Il y reste quatre ans, heureux. Mais le couple doit déménager dans le sud de la France, loin de sa mère malade qu’Alex ne rencontre qu’entourée d’infirmières au cours de « visites médiatisées ».

L’Aide sociale à l’enfance le place donc dans une autre famille d’accueil et là, tout bascule. Le petit garçon connaît de mauvais traitements, des négligences : pas de matelas, pas d’hygiène, pas d’éducation, pas de contrôle de la famille. Il y passera quatre ans avant d’être envoyé dans une MECS, loin de son département d’origine, où il subit les agressions physiques et morales des « grands », la violence ambiante constante, les brimades, dit-il, des éducateurs.
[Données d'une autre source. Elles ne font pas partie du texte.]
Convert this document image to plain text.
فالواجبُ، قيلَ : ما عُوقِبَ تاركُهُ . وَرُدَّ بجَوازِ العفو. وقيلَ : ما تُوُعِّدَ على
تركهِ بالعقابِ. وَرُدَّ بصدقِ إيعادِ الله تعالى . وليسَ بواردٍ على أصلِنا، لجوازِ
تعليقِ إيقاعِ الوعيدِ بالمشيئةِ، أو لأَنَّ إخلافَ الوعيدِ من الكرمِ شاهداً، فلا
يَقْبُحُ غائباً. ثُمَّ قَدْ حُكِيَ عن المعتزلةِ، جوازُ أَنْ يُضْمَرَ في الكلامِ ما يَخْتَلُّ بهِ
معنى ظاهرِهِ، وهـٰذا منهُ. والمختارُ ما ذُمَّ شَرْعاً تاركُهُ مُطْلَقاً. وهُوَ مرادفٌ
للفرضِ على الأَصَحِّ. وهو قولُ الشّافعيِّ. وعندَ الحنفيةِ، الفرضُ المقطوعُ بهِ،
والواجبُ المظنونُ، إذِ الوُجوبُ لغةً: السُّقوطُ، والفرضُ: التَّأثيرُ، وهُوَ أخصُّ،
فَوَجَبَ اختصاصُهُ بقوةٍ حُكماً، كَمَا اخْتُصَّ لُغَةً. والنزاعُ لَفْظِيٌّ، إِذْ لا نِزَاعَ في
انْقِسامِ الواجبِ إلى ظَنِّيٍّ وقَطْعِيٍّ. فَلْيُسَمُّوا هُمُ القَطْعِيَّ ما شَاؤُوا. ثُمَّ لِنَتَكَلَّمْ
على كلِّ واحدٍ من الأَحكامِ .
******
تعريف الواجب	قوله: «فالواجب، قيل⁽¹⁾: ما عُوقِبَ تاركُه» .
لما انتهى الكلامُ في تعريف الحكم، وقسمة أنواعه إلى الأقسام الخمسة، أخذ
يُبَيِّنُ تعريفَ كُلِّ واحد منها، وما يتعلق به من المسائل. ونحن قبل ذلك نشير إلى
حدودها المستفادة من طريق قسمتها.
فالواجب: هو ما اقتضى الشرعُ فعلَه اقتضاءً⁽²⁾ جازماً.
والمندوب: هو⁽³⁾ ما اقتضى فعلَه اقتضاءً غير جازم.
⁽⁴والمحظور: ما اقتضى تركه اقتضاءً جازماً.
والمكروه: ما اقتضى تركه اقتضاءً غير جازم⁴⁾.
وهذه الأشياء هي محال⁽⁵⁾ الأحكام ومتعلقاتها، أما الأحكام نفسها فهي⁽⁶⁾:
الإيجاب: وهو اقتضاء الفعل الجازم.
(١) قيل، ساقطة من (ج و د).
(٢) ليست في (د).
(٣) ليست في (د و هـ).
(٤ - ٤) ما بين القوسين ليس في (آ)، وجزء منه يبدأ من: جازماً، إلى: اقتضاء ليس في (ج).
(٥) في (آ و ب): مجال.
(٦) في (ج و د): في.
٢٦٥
La punition dont il écope le plus souvent : la chaise, consiste à se tenir comme assis le long d’un mur, un livre posé sur la tête, une balle de ping pong sur le livre. Si la balle tombe, un coup de pied précipite le jeune au sol.

Très tôt Alex passe pour de la graine de rebelle. « Je ne supportais rien, j’étais un animal. » Un médecin lui prescrit alors un traitement calmant lourd. « En deux ans, je prends 30 kilos, raconte-t-il,

et soudain j’ai peur. Je me vois ressembler à ma mère. » Le jeune garçon, il a à peine dix ans, refuse alors les médicaments pour rester lui-même. À cette MECS succèdent, une famille relais, un séjour

« de punition » dans un foyer de rupture situé dans un département du bord de mer. Seul dans une ferme plus que rustique, à soi-disant réfléchir, coupé du monde et prendre soin des bêtes pendant plusieurs semaines. Alex ne supporte pas cela non plus, il fugue.

Durant ses séjours et pérégrinations, 8 lieux de placement différents en 17 ans, rien ne lui a échappé, il se souvient. Des convocations pour un départ du foyer à 10 heures du matin alors que les autres sont à l’école et qu’il est impossible de leur dire au revoir : « Tous les départs ont été brutaux. » De l’école, justement, fréquentée de façon hachée : six écoles et une seule année scolaire complète achevée dans le même établissement. Il se souvient de la saleté, de la brutalité, du mépris qu’il sentait porté aux jeunes accueillis ; des cinq ou six référents qui se sont succédés chargés d’assurer la cohérence de son parcours. Il évoque avec émotion le secours moral qu’il a trouvé dans le militantisme, ses relations apaisées avec sa mère « elle a fait de gros efforts pour aller mieux, ça me stimule et me mobilise. »

Les souvenirs sont encore à fleur de peau. Evocations d’injustices, d’humiliations, insupportables car elles donnent le sentiment de ne compter pour rien. Sa parole, dit-il, n’a jamais été écoutée, prise en considération, comme si elle était inexistante, jusqu’au ridicule, lorsque, épuisé, il demande de l’aide à un service téléphonique qui, affirme-t-il, lui propose de signaler son cas à l’Aide sociale à l’enfance.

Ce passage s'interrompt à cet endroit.